"We do not demand a full withdrawal before normalization begins, nor do we say the opposite, that is, normalization before a full withdrawal," the important Egyptian publicist Mohammed Sid Ahmed wrote on Thursday in the Cairo daily Al-Ahram. "Interim solutions have to be found that will satisfy both sides."
Sid Ahmed is proposing a program of stages, such as will provide a "dose" of normalization for every "dose" of withdrawal. His proposal tries to bypass the most dangerous landmine of the Saudi initiative, namely that the refusal of even one Arab state is enough to torpedo the entire initiative, as the resolutions of the summit meeting have to be passed unanimously.
However, in the course of the extensive discussion of the Saudi plan that has been going on for some weeks now, another, equally important issue has also been overlooked. The handling of the Israeli-Palestinian conflict has now passed to the Arab states. It was Saudi Arabia, in coordination with Egypt and Jordan, that created this new axis of discussion between the Arab states and the United States, Europe and Russia; and Syria that insisted on amending the original formulation, to replace the term "full normalization" with the term "full peace," and all this without asking Palestinian leader Yasser Arafat what he thinks. As though this were an infant whose parents are the only ones permitted to act for him and in his name.
Similarly, in the public discussion of the initiative, whether in the Arab press or in interview programs on satellite television, the main spokesmen are not Palestinians but Arab intellectuals who put forward Arab - not necessarily Palestinian - opinions. It's as though the initiative has nothing to do with Arafat's status or with resolving the conflict between the Palestinians and Israel.
"That impression is not mistaken," says an Egyptian publicist. "We have been writing for a few weeks now that this intifada is not leading anywhere." The chairman of the foreign relations committee of the Egyptian parliament made it clear in a trenchant article that a shift was needed in the form of talk about negotiations instead of about the continuation of the fighting; and the opposition, for its part, is accusing the supporters of the initiative of wanting American money.
"That is true," the publicist says. "The Arab states have interests that are unrelated to the Palestinian problem, and they were what generated the turn according to which the axis of the discussion now is now between the Arab states and the Americans. In the past few days it has even seemed to some people that the worse things are for the Palestinians, the greater the Arab influence becomes."
The two latest examples are Resolution 1397, passed last week by the Security Council of the United Nations, which recognizes a future Palestinian state alongside Israel, and the harsh rhetoric leveled by President Bush at Israel for its policy in the territories.

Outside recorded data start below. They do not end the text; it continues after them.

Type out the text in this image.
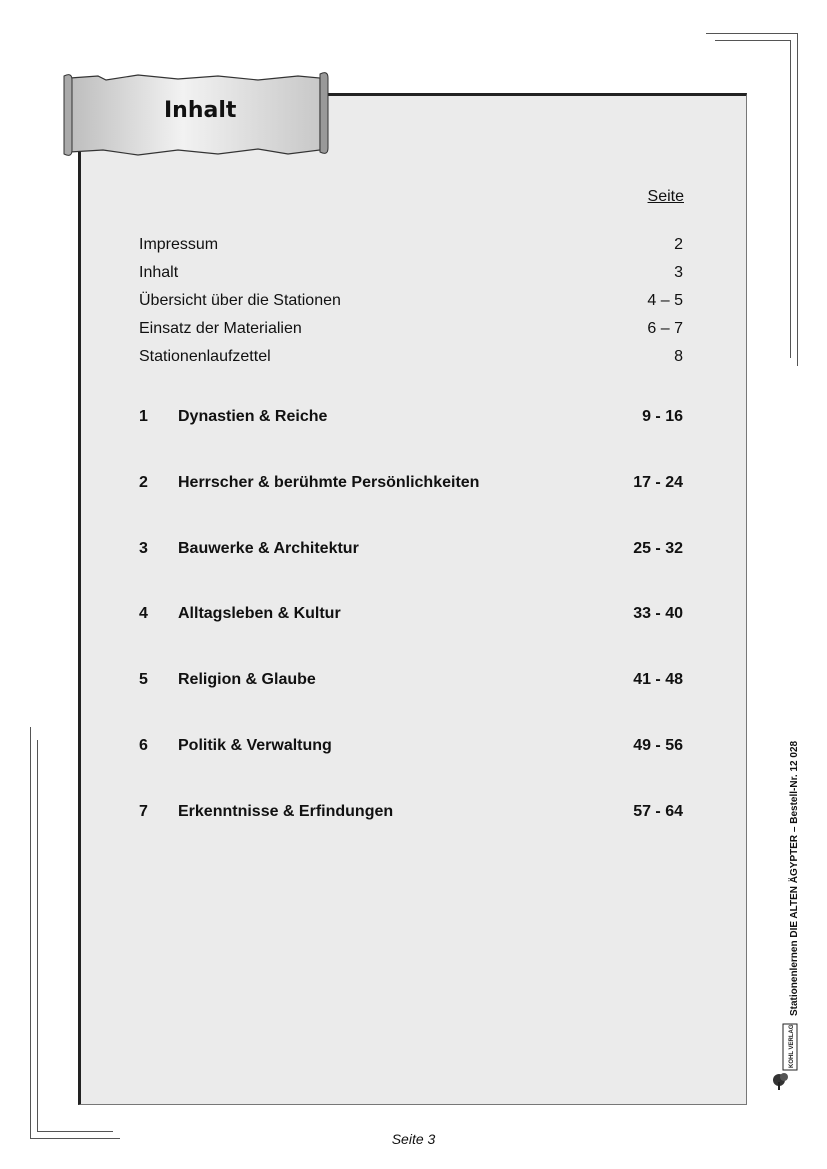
Inhalt
Seite
Impressum	2
Inhalt	3
Übersicht über die Stationen	4 – 5
Einsatz der Materialien	6 – 7
Stationenlaufzettel	8
1 Dynastien & Reiche	9 - 16
2 Herrscher & berühmte Persönlichkeiten	17 - 24
3 Bauwerke & Architektur	25 - 32
4 Alltagsleben & Kultur	33 - 40
5 Religion & Glaube	41 - 48
6 Politik & Verwaltung	49 - 56
7 Erkenntnisse & Erfindungen	57 - 64	Stationenlernen DIE ALTEN ÄGYPTER – Bestell-Nr. 12 028
KOHL VERLAG
Seite 3
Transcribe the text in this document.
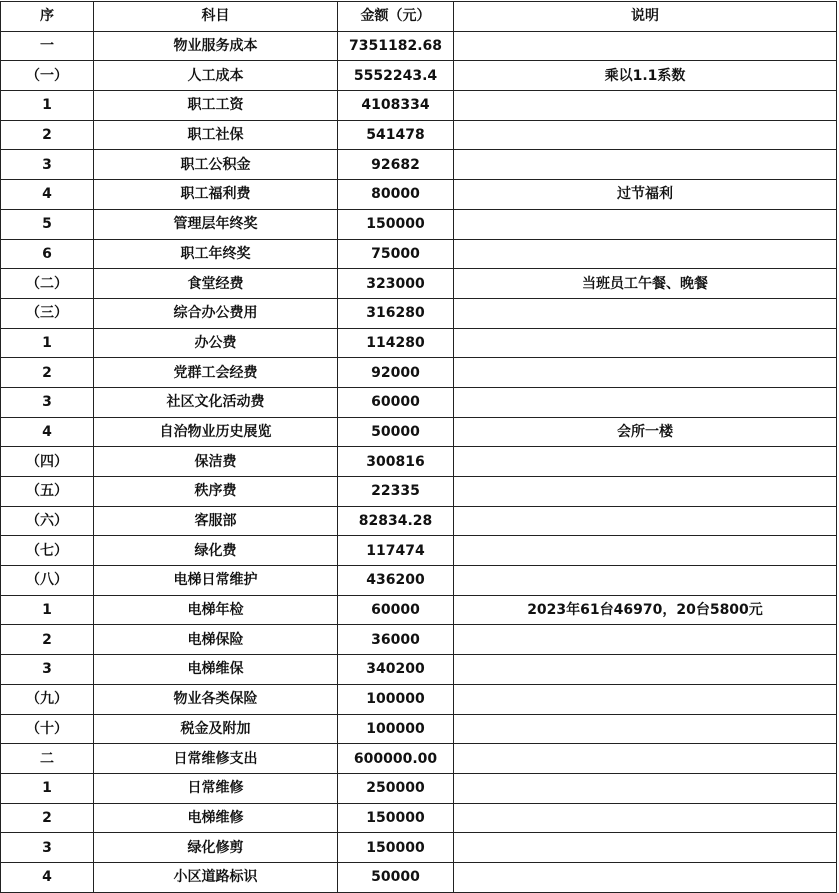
序	科目	金额（元）	说明
一	物业服务成本	7351182.68	
（一）	人工成本	5552243.4	乘以1.1系数
1	职工工资	4108334	
2	职工社保	541478	
3	职工公积金	92682	
4	职工福利费	80000	过节福利
5	管理层年终奖	150000	
6	职工年终奖	75000	
（二）	食堂经费	323000	当班员工午餐、晚餐
（三）	综合办公费用	316280	
1	办公费	114280	
2	党群工会经费	92000	
3	社区文化活动费	60000	
4	自治物业历史展览	50000	会所一楼
（四）	保洁费	300816	
（五）	秩序费	22335	
（六）	客服部	82834.28	
（七）	绿化费	117474	
（八）	电梯日常维护	436200	
1	电梯年检	60000	2023年61台46970，20台5800元
2	电梯保险	36000	
3	电梯维保	340200	
（九）	物业各类保险	100000	
（十）	税金及附加	100000	
二	日常维修支出	600000.00	
1	日常维修	250000	
2	电梯维修	150000	
3	绿化修剪	150000	
4	小区道路标识	50000	
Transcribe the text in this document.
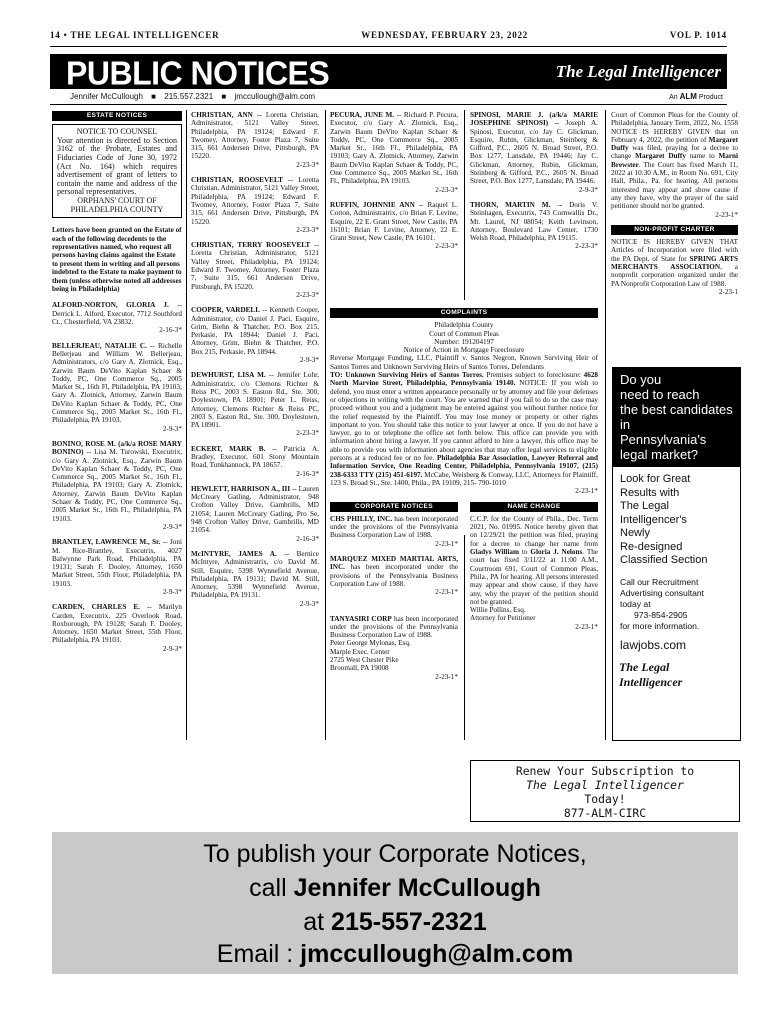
14 • THE LEGAL INTELLIGENCER	WEDNESDAY, FEBRUARY 23, 2022	VOL P. 1014
PUBLIC NOTICES	The Legal Intelligencer
Jennifer McCullough ■ 215.557.2321 ■ jmccullough@alm.com	An ALM Product
ESTATE NOTICES

NOTICE TO COUNSEL

Your attention is directed to Section 3162 of the Probate, Estates and Fiduciaries Code of June 30, 1972 (Act No. 164) which requires advertisement of grant of letters to contain the name and address of the personal representatives.

ORPHANS' COURT OF

PHILADELPHIA COUNTY

Letters have been granted on the Estate of each of the following decedents to the representatives named, who request all persons having claims against the Estate to present them in writing and all persons indebted to the Estate to make payment to them (unless otherwise noted all addresses being in Philadelphia)
ALFORD-NORTON, GLORIA J. -- Derrick L. Alford, Executor, 7712 Southford Ct., Chesterfield, VA 23832.
2-16-3*
BELLERJEAU, NATALIE C. -- Richelle Bellerjeau and William W. Bellerjeau, Administrators, c/o Gary A. Zlotnick, Esq., Zarwin Baum DeVito Kaplan Schaer & Toddy, PC, One Commerce Sq., 2005 Market St., 16th Fl, Philadelphia, PA 19103; Gary A. Zlotnick, Attorney, Zarwin Baum DeVito Kaplan Schaer & Toddy, PC, One Commerce Sq., 2005 Market St., 16th Fl., Philadelphia, PA 19103.
2-9-3*
BONINO, ROSE M. (a/k/a ROSE MARY BONINO) -- Lisa M. Turowski, Executrix, c/o Gary A. Zlotnick, Esq., Zarwin Baum DeVito Kaplan Schaer & Toddy, PC, One Commerce Sq., 2005 Market St., 16th Fl., Philadelphia, PA 19103; Gary A. Zlotnick, Attorney, Zarwin Baum DeVito Kaplan Schaer & Toddy, PC, One Commerce Sq., 2005 Market St., 16th Fl., Philadelphia, PA 19103.
2-9-3*
BRANTLEY, LAWRENCE M., Sr. -- Joni M. Rice-Brantley, Executrix, 4027 Balwynne Park Road, Philadelphia, PA 19131; Sarah F. Dooley, Attorney, 1650 Market Street, 55th Floor, Philadelphia, PA 19103.
2-9-3*
CARDEN, CHARLES E. -- Marilyn Carden, Executrix, 225 Overlook Road, Roxborough, PA 19128; Sarah F. Dooley, Attorney, 1650 Market Street, 55th Floor, Philadelphia, PA 19103.
2-9-3*
CHRISTIAN, ANN -- Loretta Christian, Administrator, 5121 Valley Street, Philadelphia, PA 19124; Edward F. Twomey, Attorney, Foster Plaza 7, Suite 315, 661 Andersen Drive, Pittsburgh, PA 15220.
2-23-3*
CHRISTIAN, ROOSEVELT -- Loretta Christian, Administrator, 5121 Valley Street, Philadelphia, PA 19124; Edward F. Twomey, Attorney, Foster Plaza 7, Suite 315, 661 Andersen Drive, Pittsburgh, PA 15220.
2-23-3*
CHRISTIAN, TERRY ROOSEVELT -- Loretta Christian, Administrator, 5121 Valley Street, Philadelphia, PA 19124; Edward F. Twomey, Attorney, Foster Plaza 7, Suite 315, 661 Andersen Drive, Pittsburgh, PA 15220.
2-23-3*
COOPER, VARDELL -- Kenneth Cooper, Administrator, c/o Daniel J. Paci, Esquire, Grim, Biehn & Thatcher, P.O. Box 215, Perkasie, PA 18944; Daniel J. Paci, Attorney, Grim, Biehn & Thatcher, P.O. Box 215, Perkasie, PA 18944.
2-9-3*
DEWHURST, LISA M. -- Jennifer Lohr, Administratrix, c/o Clemons Richter & Reiss PC, 2003 S. Easton Rd., Ste. 300, Doylestown, PA 18901; Peter L. Reiss, Attorney, Clemons Richter & Reiss PC, 2003 S. Easton Rd., Ste. 300, Doylestown, PA 18901.
2-23-3*
ECKERT, MARK B. -- Patricia A. Bradley, Executor, 601 Stony Mountain Road, Tunkhannock, PA 18657.
2-16-3*
HEWLETT, HARRISON A., III -- Lauren McCreary Gatling, Administrator, 948 Crofton Valley Drive, Gambrills, MD 21054; Lauren McCreary Gatling, Pro Se, 948 Crofton Valley Drive, Gambrills, MD 21054.
2-16-3*
McINTYRE, JAMES A. -- Bernice McIntyre, Administratrix, c/o David M. Still, Esquire, 5398 Wynnefield Avenue, Philadelphia, PA 19131; David M. Still, Attorney, 5398 Wynnefield Avenue, Philadelphia, PA 19131.
2-9-3*
PECURA, JUNE M. -- Richard P. Pecura, Executor, c/o Gary A. Zlotnick, Esq., Zarwin Baum DeVito Kaplan Schaer & Toddy, PC, One Commerce Sq., 2005 Market St., 16th Fl., Philadelphia, PA 19103; Gary A. Zlotnick, Attorney, Zarwin Baum DeVito Kaplan Schaer & Toddy, PC, One Commerce Sq., 2005 Market St., 16th Fl., Philadelphia, PA 19103.
2-23-3*
RUFFIN, JOHNNIE ANN -- Raquel L. Cotton, Administratrix, c/o Brian F. Levine, Esquire, 22 E. Grant Street, New Castle, PA 16101; Brian F. Levine, Attorney, 22 E. Grant Street, New Castle, PA 16101.
2-23-3*
SPINOSI, MARIE J. (a/k/a MARIE JOSEPHINE SPINOSI) -- Joseph A. Spinosi, Executor, c/o Jay C. Glickman, Esquire, Rubin, Glickman, Steinberg & Gifford, P.C., 2605 N. Broad Street, P.O. Box 1277, Lansdale, PA 19446; Jay C. Glickman, Attorney, Rubin, Glickman, Steinberg & Gifford, P.C., 2605 N. Broad Street, P.O. Box 1277, Lansdale, PA 19446.
2-9-3*
THORN, MARTIN M. -- Doris V. Steinhagen, Executrix, 743 Cornwallis Dr., Mt. Laurel, NJ 08054; Keith Levinson, Attorney, Boulevard Law Center, 1730 Welsh Road, Philadelphia, PA 19115.
2-23-3*
COMPLAINTS
Philadelphia County
Court of Common Pleas
Number: 191204197
Notice of Action in Mortgage Foreclosure
Reverse Mortgage Funding, LLC, Plaintiff v. Santos Negron, Known Surviving Heir of Santos Torres and Unknown Surviving Heirs of Santos Torres, Defendants
TO: Unknown Surviving Heirs of Santos Torres. Premises subject to foreclosure: 4628 North Marvine Street, Philadelphia, Pennsylvania 19140. NOTICE: If you wish to defend, you must enter a written appearance personally or by attorney and file your defenses or objections in writing with the court. You are warned that if you fail to do so the case may proceed without you and a judgment may be entered against you without further notice for the relief requested by the Plaintiff. You may lose money or property or other rights important to you. You should take this notice to your lawyer at once. If you do not have a lawyer, go to or telephone the office set forth below. This office can provide you with information about hiring a lawyer. If you cannot afford to hire a lawyer, this office may be able to provide you with information about agencies that may offer legal services to eligible persons at a reduced fee or no fee. Philadelphia Bar Association, Lawyer Referral and Information Service, One Reading Center, Philadelphia, Pennsylvania 19107, (215) 238-6333 TTY (215) 451-6197. McCabe, Weisberg & Conway, LLC, Attorneys for Plaintiff, 123 S. Broad St., Ste. 1400, Phila., PA 19109, 215- 790-1010
2-23-1*
CORPORATE NOTICES
CHS PHILLY, INC. has been incorporated under the provisions of the Pennsylvania Business Corporation Law of 1988.
2-23-1*
MARQUEZ MIXED MARTIAL ARTS, INC. has been incorporated under the provisions of the Pennsylvania Business Corporation Law of 1988.
2-23-1*
TANYASIRI CORP has been incorporated under the provisions of the Pennsylvania Business Corporation Law of 1988.
Peter George Mylonas, Esq.
Marple Exec. Center
2725 West Chester Pike
Broomall, PA 19008
2-23-1*
NAME CHANGE
C.C.P. for the County of Phila., Dec. Term 2021, No. 01995. Notice hereby given that on 12/29/21 the petition was filed, praying for a decree to change her name from Gladys William to Gloria J. Nelons. The court has fixed 3/11/22 at 11:00 A.M., Courtroom 691, Court of Common Pleas, Phila., PA for hearing. All persons interested may appear and show cause, if they have any, why the prayer of the petition should not be granted.
Willie Pollins, Esq.
Attorney for Petitioner
2-23-1*
Court of Common Pleas for the County of Philadelphia, January Term, 2022, No. 1558 NOTICE IS HEREBY GIVEN that on February 4, 2022, the petition of Margaret Duffy was filed, praying for a decree to change Margaret Duffy name to Marni Brewster. The Court has fixed March 11, 2022 at 10:30 A.M., in Room No. 691, City Hall, Phila., Pa. for hearing. All persons interested may appear and show cause if any they have, why the prayer of the said petitioner should not be granted.
2-23-1*
NON-PROFIT CHARTER
NOTICE IS HEREBY GIVEN THAT Articles of Incorporation were filed with the PA Dept. of State for SPRING ARTS MERCHANTS ASSOCIATION, a nonprofit corporation organized under the PA Nonprofit Corporation Law of 1988.
2-23-1
Do you
need to reach
the best candidates
in
Pennsylvania's
legal market?
Look for Great
Results with
The Legal
Intelligencer's
Newly
Re-designed
Classified Section
Call our Recruitment
Advertising consultant
today at
973-854-2905
for more information.
lawjobs.com
The Legal Intelligencer
Renew Your Subscription to
The Legal Intelligencer
Today!
877-ALM-CIRC
To publish your Corporate Notices,
call Jennifer McCullough
at 215-557-2321
Email : jmccullough@alm.com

Apparently even the question of whether Arafat will be allowed to leave the territories and attend the summit meeting in Beirut is no longer especially interesting. Saddam Hussein, too, does not attend summits, and his absence does not stop the Arab leaders from holding discussions about Iraq or adopting a uniform policy in connection with the Baghdad regime. Moreover, it looks as though precisely if Israel keeps Arafat from attending the summit meeting, his empty chair will oblige the participants in the conference to make some sort of political gesture toward the Palestinians - further compensation for the political, in addition to the human, suffering the Palestinians are enduring.
"An Arab leader who is under siege, or a leader who is absent from an Arab event, draws greater attention than a leader who is present," says the Egyptian publicist. "Suddenly everyone is anxious about his honor and everyone is committed to the effort on his behalf. They all become his loyal representatives."
If Arafat does not attend the summit, the Arab leaders will this time be the representatives of Palestine as an Arab problem and not Palestine as Arafat's problem. They may take the negotiations into their own hands in Arafat's name. They apparently understand what Israel has so far failed to grasp. They are not waiting for the next generation or for the third generation of the Palestinians to conduct negotiations with Israel. Because the coming generations are liable to rebel not only against Arafat, but against the Arab world itself and create a government of juntas that will resonate throughout the Arab world. The Arab leaders, split among themselves, like external harmony that preserves the status quo and respects what has long endured and is rich. The next generation of Palestinians is liable not to accept the rules of the club, or to run roughshod over it.